The European Union is supporting the establishment of a regional virtual university for Eastern and Southern Africa, aimed at fostering regional integration in the 21 member-states Common Market for Eastern and Southern Africa (COMESA).
The EU is extending €60,000 to support scholarships for a master’s degree program in Regional Integration to be offered by Kenya’s Kenyatta University in collaboration with other higher learning institutions from member states.
“Kenyatta University was selected to host the program owing to its advanced e-Learning facilities”
Through the capacity building program of the Africa Caribbean and Pacific group known as TradeCom II, the grant will support the training of an initial group of 40 students, according to COMESA assistant secretary General Kipyego Cheluget.
The COMESA University of Regional Integration will operate as a virtual institution of higher learning initially offering a master’s in Regional Integration program aimed at helping improve and build integration within the trading bloc.
“Kenyatta University was selected to host the program owing to its advanced e-Learning facilities and will collaborate with 22 universities in other COMESA member states, which have been involved in the design of the project,” said Cheluget in a statement.
“The rationale for establishing the program is to build the capacity of member states to address the slow progress of regional integration in the COMESA region,” he added.

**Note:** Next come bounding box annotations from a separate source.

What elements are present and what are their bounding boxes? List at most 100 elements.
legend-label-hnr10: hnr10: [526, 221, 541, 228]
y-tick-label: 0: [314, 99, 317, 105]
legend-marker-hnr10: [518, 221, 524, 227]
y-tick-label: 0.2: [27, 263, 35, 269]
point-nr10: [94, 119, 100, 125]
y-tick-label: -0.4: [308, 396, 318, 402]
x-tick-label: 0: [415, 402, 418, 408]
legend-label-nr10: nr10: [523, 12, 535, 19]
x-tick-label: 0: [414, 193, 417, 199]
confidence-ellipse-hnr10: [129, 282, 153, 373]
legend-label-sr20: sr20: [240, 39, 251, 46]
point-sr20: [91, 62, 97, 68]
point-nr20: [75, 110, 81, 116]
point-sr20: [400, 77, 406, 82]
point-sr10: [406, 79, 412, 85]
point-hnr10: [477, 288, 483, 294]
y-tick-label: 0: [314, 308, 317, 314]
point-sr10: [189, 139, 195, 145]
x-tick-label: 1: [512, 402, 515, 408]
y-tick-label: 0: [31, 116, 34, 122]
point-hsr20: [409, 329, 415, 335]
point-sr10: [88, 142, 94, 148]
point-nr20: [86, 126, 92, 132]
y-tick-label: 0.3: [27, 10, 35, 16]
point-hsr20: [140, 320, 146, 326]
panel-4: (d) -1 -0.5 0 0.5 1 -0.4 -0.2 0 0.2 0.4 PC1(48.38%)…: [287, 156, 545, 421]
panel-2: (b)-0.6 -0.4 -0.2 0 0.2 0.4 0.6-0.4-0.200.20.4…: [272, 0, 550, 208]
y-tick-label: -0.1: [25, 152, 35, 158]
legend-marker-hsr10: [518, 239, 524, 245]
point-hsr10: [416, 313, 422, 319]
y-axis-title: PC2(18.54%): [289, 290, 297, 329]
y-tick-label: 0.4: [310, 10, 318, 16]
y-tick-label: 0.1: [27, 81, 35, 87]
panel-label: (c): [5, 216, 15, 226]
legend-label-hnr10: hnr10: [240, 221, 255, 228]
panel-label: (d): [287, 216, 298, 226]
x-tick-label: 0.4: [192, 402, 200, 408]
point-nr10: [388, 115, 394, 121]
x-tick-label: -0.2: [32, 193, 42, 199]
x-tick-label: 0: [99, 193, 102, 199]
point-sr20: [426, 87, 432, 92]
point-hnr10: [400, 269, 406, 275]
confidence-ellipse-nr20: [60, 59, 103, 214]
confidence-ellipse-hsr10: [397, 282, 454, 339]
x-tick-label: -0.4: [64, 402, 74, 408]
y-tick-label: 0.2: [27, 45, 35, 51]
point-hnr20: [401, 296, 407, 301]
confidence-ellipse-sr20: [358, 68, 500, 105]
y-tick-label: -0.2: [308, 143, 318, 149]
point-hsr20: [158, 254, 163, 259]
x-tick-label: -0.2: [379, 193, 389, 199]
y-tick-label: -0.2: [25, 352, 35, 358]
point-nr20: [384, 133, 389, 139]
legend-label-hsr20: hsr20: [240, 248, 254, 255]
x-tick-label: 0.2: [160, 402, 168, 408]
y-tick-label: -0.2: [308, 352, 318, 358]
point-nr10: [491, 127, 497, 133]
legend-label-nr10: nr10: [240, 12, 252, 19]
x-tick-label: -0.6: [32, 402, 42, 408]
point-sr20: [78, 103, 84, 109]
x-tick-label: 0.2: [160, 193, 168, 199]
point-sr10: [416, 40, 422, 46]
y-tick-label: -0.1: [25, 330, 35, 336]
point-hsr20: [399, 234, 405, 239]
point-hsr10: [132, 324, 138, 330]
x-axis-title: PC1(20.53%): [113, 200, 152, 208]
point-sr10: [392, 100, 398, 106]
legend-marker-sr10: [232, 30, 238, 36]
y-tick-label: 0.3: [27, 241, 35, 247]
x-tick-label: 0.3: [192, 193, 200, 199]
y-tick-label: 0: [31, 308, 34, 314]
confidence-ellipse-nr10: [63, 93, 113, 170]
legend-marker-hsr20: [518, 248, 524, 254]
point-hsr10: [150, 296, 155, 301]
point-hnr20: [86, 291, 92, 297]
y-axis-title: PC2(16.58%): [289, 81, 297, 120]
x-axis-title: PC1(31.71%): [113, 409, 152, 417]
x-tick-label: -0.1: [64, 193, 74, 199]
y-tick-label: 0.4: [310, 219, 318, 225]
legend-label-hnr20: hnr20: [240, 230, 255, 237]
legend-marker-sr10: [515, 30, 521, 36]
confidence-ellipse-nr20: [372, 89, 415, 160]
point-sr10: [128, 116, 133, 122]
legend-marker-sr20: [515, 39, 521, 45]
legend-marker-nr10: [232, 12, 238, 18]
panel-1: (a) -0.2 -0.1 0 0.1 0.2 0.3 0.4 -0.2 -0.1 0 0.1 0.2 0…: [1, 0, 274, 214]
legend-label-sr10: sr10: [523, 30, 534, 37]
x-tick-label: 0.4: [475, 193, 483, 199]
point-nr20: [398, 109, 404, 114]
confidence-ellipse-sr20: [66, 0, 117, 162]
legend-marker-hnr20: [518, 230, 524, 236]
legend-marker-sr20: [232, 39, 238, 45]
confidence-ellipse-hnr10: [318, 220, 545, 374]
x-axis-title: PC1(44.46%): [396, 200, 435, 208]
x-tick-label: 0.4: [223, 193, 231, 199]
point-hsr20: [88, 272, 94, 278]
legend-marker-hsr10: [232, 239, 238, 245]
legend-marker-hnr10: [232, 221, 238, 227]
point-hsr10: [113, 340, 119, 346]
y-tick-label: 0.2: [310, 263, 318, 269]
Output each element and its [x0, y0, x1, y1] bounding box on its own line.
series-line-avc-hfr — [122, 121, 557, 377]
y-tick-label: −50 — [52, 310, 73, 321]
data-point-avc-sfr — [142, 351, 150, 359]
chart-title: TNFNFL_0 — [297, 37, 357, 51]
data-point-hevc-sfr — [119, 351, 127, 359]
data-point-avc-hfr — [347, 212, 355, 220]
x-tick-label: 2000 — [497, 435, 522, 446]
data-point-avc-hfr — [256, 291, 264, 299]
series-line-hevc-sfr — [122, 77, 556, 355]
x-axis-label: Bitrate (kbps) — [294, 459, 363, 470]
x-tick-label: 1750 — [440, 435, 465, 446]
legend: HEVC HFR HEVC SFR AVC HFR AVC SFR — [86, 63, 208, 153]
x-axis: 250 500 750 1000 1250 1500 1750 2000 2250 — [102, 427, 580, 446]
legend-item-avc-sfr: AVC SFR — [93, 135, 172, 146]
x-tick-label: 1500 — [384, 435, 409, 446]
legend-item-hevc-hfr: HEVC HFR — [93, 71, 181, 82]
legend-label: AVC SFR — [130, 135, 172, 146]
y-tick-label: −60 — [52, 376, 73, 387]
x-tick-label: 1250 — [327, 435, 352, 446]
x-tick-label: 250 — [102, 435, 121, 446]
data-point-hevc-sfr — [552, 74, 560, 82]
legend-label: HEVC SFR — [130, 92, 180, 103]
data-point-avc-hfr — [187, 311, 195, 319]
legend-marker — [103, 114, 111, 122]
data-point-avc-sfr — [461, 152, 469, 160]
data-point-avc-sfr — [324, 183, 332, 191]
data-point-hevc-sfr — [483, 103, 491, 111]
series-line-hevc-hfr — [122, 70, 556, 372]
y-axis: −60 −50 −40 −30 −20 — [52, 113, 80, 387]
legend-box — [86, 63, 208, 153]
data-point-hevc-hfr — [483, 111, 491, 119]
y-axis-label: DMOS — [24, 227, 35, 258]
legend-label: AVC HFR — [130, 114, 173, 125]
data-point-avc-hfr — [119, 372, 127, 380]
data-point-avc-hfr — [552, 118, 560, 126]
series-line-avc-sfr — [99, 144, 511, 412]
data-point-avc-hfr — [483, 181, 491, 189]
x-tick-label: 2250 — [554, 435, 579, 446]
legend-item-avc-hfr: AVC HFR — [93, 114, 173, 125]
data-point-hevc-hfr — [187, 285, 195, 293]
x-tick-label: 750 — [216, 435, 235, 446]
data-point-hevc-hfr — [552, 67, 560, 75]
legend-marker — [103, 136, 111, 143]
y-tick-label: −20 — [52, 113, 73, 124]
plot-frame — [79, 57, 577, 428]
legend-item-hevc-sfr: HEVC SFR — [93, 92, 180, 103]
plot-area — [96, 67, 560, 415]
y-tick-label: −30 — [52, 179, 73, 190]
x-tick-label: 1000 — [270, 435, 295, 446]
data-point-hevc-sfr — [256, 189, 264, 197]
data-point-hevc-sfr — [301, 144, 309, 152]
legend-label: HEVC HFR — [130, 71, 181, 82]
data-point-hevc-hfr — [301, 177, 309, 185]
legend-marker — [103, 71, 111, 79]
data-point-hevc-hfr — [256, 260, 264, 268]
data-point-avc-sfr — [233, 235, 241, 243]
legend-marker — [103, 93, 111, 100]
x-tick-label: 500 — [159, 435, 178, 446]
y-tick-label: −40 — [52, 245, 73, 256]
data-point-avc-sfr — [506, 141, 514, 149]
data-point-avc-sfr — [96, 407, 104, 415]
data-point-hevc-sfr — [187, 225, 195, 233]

According to the official, it will target students intending to work as trade officers, trade policy analysts, advisers, researchers, trade attaches, and private sector trade practitioners among others.
The program, according to Samuel Muthoga chairman of the Department of Applied Economics at Kenyatta University, has received approval of the Commission of University Education in Kenya, setting the stage for its commencement early in 2020.
“The [master’s] program will be offered during the first semester of 2019-2020 academic year in collaboration with the School of Virtual and Open Learning of Kenyatta University. About 30 students have so far applied,” Muthoga noted.
The trading bloc had already signed a Memorandum of Understanding with four other universities to begin offering the program, according to COMESA senior research Fellow Benedict Musengele.
The institutions include the University of Mauritius, the Open University of Mauritius, l’Institut Supérieur de Gestion des Entreprise of Burundi, and the University of Zimbabwe.
Kenyatta University has advertised for students’ admission to the program beginning this month, while the Open University of Mauritius and University of Mauritius are advertising for January 2020 intake, Musengele noted.
“The program shall be offered by course work and dissertation over a duration of two years and consists of 10 compulsory and five elective courses, while examinations will be conducted at Kenyatta University campuses, in the Embassies and COMESA Secretariat offices,” he disclosed.
The launch of the university was approved in October 2016 during the 19th COMESA Heads of State Summit held in Madagascar, with the primary objective of inculcating a dimension of regional integration in learning in higher education institutions.
An MoU was later developed to provide the framework for collaboration with the participating universities.
Under the program, it is hoped that the inability of member countries to implement the numerous protocols, decisions and Acts due to the apparent lack of institutional and human capacity and related support mechanisms will be addressed, according to Cheluget.